The testimony of Achyad Baisarov

I met Achyad Baisarov in April of 1998. He was an accomplice in the sale of an extremely ill, 13-year-old boy named Andrusha Latypov, who was a hostage in Chechnya. Achyad Baisarov (not to be confused with Movladi Baisarov, an FSB agent who was killed by Kadyrov’s men in the middle of Moscow on November 4th of last year) demanded 500 thousand US dollars for the child. We were able to get Andrusha out of the bandits’ clutches without spending any money, while Achyad Baisarov ended up in jail for running a kidnapping ring in Armenia. It turned out that his prison term was a short one, and on the day before ‘Nord-Ost’ Baisarov was living free in Moscow.

So why do we care about this person? Because there are witnesses: on the day before the seizure of hostages at Dubrovka, Achyad Baisarov warned the leadership of the Russian FSB about a terror act being prepared. There was no reaction, and perhaps because there was already an FSB man among the terrorists – Terkibayev – and someone fixed the leaks with medals, hoping that all was under control. In short, medals and Hero Star were handed out either way.

And what about Achyad Baisarov, the bandit who received a minimal sentence for one of the worst of crimes, and not for the sale of a child hostage? He also disappeared, just like Terkibayev. No one knows anything about his fate, not even his former masters, former high-ranking Chechen ‘siloviki’ (members of the police, armed forces, or secret services), who still have close contacts in the Russian secret services.

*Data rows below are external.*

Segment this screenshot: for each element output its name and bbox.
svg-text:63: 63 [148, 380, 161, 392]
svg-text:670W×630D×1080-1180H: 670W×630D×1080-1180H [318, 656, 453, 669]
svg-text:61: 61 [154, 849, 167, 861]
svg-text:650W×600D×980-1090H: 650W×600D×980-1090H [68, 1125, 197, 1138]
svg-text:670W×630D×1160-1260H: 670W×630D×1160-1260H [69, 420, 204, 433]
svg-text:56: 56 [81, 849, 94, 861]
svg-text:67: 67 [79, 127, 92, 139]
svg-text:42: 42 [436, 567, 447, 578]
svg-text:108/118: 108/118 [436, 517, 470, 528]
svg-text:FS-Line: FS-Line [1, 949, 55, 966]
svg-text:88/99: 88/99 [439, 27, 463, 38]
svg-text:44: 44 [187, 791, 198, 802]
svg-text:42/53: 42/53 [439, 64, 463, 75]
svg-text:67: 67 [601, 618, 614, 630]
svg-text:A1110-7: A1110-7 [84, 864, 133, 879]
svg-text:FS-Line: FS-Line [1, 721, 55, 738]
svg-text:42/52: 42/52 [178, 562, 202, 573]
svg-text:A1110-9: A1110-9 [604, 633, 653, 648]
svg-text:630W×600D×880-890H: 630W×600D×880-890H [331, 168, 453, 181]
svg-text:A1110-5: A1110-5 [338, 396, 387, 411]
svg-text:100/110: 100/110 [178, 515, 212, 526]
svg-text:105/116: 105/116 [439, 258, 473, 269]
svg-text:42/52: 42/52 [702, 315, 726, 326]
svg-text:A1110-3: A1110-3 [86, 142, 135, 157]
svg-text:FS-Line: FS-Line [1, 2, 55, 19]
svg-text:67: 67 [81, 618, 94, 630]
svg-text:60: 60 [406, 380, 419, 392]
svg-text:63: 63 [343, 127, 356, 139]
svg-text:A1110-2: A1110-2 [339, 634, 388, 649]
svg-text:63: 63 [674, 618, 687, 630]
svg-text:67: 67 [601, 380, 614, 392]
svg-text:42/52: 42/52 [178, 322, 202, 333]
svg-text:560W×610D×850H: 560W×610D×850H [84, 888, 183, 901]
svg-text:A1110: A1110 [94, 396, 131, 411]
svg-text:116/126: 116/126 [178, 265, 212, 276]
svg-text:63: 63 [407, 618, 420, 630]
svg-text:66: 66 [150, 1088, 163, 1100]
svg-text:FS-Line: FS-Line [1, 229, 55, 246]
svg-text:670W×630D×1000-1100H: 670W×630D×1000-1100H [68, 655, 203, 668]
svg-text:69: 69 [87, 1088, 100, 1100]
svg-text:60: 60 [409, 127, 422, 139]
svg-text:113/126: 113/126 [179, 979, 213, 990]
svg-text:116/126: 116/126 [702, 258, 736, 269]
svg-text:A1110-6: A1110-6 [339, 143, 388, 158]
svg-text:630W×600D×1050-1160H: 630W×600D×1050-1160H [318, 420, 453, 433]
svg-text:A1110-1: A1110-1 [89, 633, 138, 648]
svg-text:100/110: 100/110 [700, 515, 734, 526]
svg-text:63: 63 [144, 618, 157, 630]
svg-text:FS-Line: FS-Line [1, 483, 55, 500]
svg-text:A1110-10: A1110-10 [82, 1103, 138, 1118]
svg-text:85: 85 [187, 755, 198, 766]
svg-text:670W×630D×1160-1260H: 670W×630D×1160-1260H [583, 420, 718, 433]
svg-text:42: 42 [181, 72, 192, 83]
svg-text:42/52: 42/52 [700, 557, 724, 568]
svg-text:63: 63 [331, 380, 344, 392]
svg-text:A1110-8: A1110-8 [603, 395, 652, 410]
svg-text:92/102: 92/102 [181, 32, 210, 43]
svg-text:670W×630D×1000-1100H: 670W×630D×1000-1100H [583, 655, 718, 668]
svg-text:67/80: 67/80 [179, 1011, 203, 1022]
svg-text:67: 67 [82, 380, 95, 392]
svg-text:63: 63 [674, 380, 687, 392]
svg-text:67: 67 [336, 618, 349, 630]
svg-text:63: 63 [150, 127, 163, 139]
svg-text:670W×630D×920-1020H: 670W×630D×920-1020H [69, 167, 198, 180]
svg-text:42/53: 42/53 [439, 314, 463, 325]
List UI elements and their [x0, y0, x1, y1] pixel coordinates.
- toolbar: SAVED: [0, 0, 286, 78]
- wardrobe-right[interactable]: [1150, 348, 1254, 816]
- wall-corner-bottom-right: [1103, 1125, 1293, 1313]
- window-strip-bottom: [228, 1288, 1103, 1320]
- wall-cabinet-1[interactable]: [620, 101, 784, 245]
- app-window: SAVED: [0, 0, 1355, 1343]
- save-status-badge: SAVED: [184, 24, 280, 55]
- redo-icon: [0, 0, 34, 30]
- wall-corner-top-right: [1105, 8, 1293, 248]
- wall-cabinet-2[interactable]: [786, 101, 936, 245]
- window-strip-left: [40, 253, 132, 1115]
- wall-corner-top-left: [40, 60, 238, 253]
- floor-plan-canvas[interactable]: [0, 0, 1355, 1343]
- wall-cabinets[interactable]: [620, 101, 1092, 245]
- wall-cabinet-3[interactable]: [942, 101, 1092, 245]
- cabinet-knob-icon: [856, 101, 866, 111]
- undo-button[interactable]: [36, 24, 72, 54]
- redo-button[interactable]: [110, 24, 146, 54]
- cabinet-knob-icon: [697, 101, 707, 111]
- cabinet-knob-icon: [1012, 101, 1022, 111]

Apti Batalov — a phone call from London

Saturday evening of October 7th, 2006, was one of the worst days for us at ‘Novaya Gazeta’: Anna Politkovskaya was murdered. Working at the editorial offices were members of the prosecutor’s office and special operations officers, when the telephone rang. It was a late night call from London, from Apti Batalov, formerly a Chechen field commander from 1994–1996, later the head of the Ichkerian security service for several months in 1997. From 1997 to 1999 he was he head of President Aslan Maskhadov’s security apparatus.

“I would like to make the following declaration,” Apti said. “Several years ago I met with Anna in London and gave her documents about how the terror act in Moscow in October of 2002 was prepared. About a month ago she was supposed to receive a cassette with video materials on how the seizure of hostages at the theater was made ready. Investigate the Politkovskaya case and pay attention to this.”

A little while after this call, Batalov sent us the text of those materials that he had mentioned were given in the summer of 2003 to Politkovskaya.

Batalov testifies that his friend and comrade in arms from the first Chechen campaign, Lema Dagalayev, was recruited with the assistance of Khanpash Terkibayev by an FSB colonel named Arkady (or Igor) Dranets*. Dagalayev certified his testimony in March of 2002 on a videocassette (in the presence of Batalov), where he discussed a campaign in Moscow, planned with the active participation of Terkibayev and himself. The campaign’s goal was the seizure of one of the government departments. Dagalayev also showed his FSB special pass. A few days after this video recording, Dagalayev died in an automobile crash.

Batalov was questioned about his contacts with Dagalayev at the Naursky regional FSB headquarters in Chechnya. On March 23rd Apti Batalov sought refuge in England, and as a precaution he hid the videocassette with Dagalayev’s testimony and brought it with. It was this cassette, according to Batalov, that he wished to send to Politkovskaya. As far as we know, Anna never received it.

----

* Colonel Dranets is not a fictional character, but a real person. He is an officer who has worked in Chechnya for a long time. It was he who was mentioned in the open letter written supposedly to former members of the gang of FSB agent Movladi Baisarov, who in turn was killed in the autumn of last year in Moscow. He was a person who kept in contact with them in Moscow.